La natura è in forte cambiamento. Per la sua ultima trasmissione è stata in una piccola stazione sciistica dell’Oberland bernese: si parlava della mancanza di neve. Intende affrontare il grande tema del cambiamento climatico?

I segnali sono univoci, non occorre discutere sul cambiamento climatico. Si tratta di una zona di sport invernali a media quota. È troppo bassa e l’esercizio è troppo piccolo per innevare tutto quanto. Ora lo ha ripreso la generazione giovane, che dovrà riflettere su quanto a lungo se lo potrà ancora permettere.

È ottimista sul fatto che potremo superare il cambiamento climatico?

Il riscaldamento della terra è irreversibile, non possiamo fare marcia indietro. L’unica possibilità è che forse le temperature non aumenteranno tanto come si teme negli scenari peggiori. Quanto agli effetti generali del riscaldamento globale, ho l’impressione che la consapevolezza continui a essere piuttosto scarsa. Con chiunque io parli, dai biologi marini a coloro che in Vallese si occupano dei boschi di protezione, dovendo riflettere su quali alberi cresceranno ancora tra 50 o 100 anni, il cambiamento climatico è semplicemente un fatto. Dobbiamo perciò parlare di più delle possibili soluzioni. E questo significa anche ripensare al nostro stile di vita, al nostro tenore di vita.

La sua aspirazione a vivere nel verde e allevare i suoi maiali ha un legame anche con questo? Un passo indietro verso una vita più semplice?
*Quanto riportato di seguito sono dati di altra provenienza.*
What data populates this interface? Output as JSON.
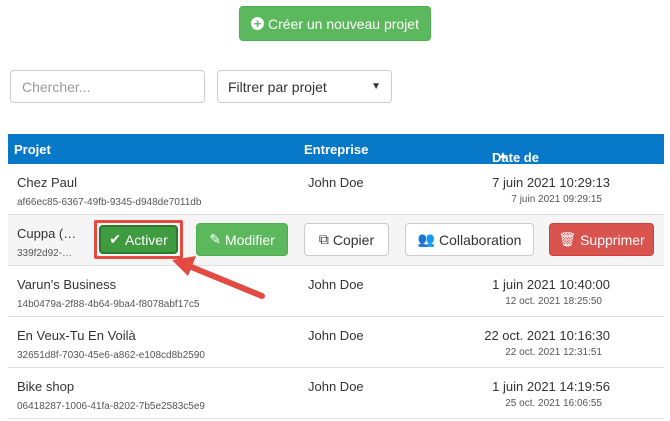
{
  "toolbar": {
    "new_project_label": "Créer un nouveau projet"
  },
  "search": {
    "placeholder": "Chercher..."
  },
  "filter": {
    "selected": "Filtrer par projet"
  },
  "table": {
    "headers": {
      "project": "Projet",
      "company": "Entreprise",
      "date": "Date de création"
    },
    "rows": [
      {
        "name": "Chez Paul",
        "uuid": "af66ec85-6367-49fb-9345-d948de7011db",
        "company": "John Doe",
        "date": "7 juin 2021 10:29:13",
        "date_small": "7 juin 2021 09:29:15"
      },
      {
        "name": "Cuppa (…",
        "uuid": "339f2d92-…"
      },
      {
        "name": "Varun's Business",
        "uuid": "14b0479a-2f88-4b64-9ba4-f8078abf17c5",
        "company": "John Doe",
        "date": "1 juin 2021 10:40:00",
        "date_small": "12 oct. 2021 18:25:50"
      },
      {
        "name": "En Veux-Tu En Voilà",
        "uuid": "32651d8f-7030-45e6-a862-e108cd8b2590",
        "company": "John Doe",
        "date": "22 oct. 2021 10:16:30",
        "date_small": "22 oct. 2021 12:31:51"
      },
      {
        "name": "Bike shop",
        "uuid": "06418287-1006-41fa-8202-7b5e2583c5e9",
        "company": "John Doe",
        "date": "1 juin 2021 14:19:56",
        "date_small": "25 oct. 2021 16:06:55"
      }
    ]
  },
  "actions": {
    "activer": "Activer",
    "modifier": "Modifier",
    "copier": "Copier",
    "collaboration": "Collaboration",
    "supprimer": "Supprimer"
  },
  "colors": {
    "primary": "#0878c8",
    "success": "#5cb85c",
    "danger": "#d9534f",
    "highlight": "#e24a42"
  }
}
In parte sì, anche se per certi versi la vita in città è più sostenibile. Vorrei scoprire in un grande giardino naturale quale piante permettono la sopravvivenza degli insetti. È una goccia su una pietra rovente, ma interessarsene potrebbe rappresentare un inizio.

Nuova serie di interviste

In questa serie conversiamo di volta in volta con una personalità svizzera che, pur non frequentando regolarmente la montagna, ha una relazione personale con la natura e le Alpi. Nel nostro prossimo numero (giugno 2023) proporremo un’intervista con l’avventuroso Betrand Piccard.

Autore

Anita Bachmann

La persona

Mona Vetsch è, figlia di contadini cresciuta nel canton Turgovia. La sua attività di giornalista è iniziata presso il Thurgauer Zeitung e Radio Thurgau. Nel 1997 è passata alla Radiotelevisione svizzera (SRF), presentando il programma per giovani Oops! Ha studiato scienze politiche e sociologia e ha collaborato a diversi programmi radiofonici e televisivi, conducendo tra l’altro la trasmissione del mattino di DRS 3 per 17 anni. Dal 2020 la oggi 47enne si dedica interamente alla televisione, dove conduce in particolare l’emissione «Mona mittendrin». Mona Vetsch è sposata e madre di due figli.